Toddler born with three legs going home to Bangladesh after surgery in Australia
- Published
A Bangladeshi toddler born with a third leg attached to her pelvis is returning home after successful surgery in Australia.
Choity Khatun, who is three, was born with caudal twinning, meaning that part of a twin had developed in her pelvis.
Australian surgeons spent months working out how to remove the extra limb and reconstruct her pelvic area.
The toddler was brought to Australia from her village in Bangladesh by a charity, Children First Foundation.
Dr Chris Kimber, head of surgery at Monash Children's Hospital in Victoria, said Choity's case was very rare and the surgery had been "daunting".
"The operation is sort of determined by the individual and you have to spend a lot of time trying to analyse what's there and then plan a procedure that takes that into account," he told the Australian Broadcasting Corporation, external.
The Australian team held extensive discussions with doctors in Bangladesh, who had already performed some surgery.
The team had to determine whether further surgery was even possible or beneficial before she was brought to Australia last year.
Doctors in Bangladesh had removed part of the leg "but she was still left with a large mass sitting there in her pelvis between her two normal legs", Dr Kimber said.
"Because there's part of a twin in there, she had two rectums, two vaginas, potentially two anuses - double bits that were growing into a very abnormal area."

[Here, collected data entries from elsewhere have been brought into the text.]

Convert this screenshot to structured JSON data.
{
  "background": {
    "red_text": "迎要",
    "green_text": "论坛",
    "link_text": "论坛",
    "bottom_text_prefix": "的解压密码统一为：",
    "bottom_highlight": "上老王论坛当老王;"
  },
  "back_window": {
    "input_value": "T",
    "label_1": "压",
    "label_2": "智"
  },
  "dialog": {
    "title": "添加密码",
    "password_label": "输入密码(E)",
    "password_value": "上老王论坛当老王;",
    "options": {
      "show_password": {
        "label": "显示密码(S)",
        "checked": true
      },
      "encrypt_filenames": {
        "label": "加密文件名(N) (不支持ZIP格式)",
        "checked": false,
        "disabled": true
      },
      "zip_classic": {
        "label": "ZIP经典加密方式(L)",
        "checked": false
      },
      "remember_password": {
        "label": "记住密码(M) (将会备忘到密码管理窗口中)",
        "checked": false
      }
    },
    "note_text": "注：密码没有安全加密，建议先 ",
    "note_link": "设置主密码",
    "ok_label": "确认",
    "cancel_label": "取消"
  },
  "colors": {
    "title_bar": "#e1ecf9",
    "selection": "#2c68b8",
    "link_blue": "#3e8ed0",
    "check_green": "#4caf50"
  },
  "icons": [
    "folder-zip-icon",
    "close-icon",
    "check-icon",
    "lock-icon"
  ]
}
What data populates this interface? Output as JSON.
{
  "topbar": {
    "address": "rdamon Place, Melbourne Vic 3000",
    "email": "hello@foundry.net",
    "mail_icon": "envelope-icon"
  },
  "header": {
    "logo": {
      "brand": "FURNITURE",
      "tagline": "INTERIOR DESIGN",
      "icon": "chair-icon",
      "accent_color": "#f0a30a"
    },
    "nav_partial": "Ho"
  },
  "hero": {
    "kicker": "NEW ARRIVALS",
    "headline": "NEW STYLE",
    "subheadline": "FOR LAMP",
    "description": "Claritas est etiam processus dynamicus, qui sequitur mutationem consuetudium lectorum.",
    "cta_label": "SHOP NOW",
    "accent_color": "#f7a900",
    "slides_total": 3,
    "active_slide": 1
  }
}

After a lengthy planning process, the team embarked on the surgery in November.
They removed the part of the leg that was left behind and carried out reconstruction work to ensure the little girl was continent - something that will help her to function much better back at home.
Dr Kimber said the toddler, who is partially blind, was now walking and running around, and had put on weight.
He said she might need further corrective surgery during her teenage years but would be able to return home to Bangladesh with her mother "without medication or surgical aids".
Her mother, Shima Khatun, told Australian media, external on Thursday she was looking forward to going home to her family and watching her daughter play.
"Everything is good now… she can play like other babies… she is the same [as them]," she said.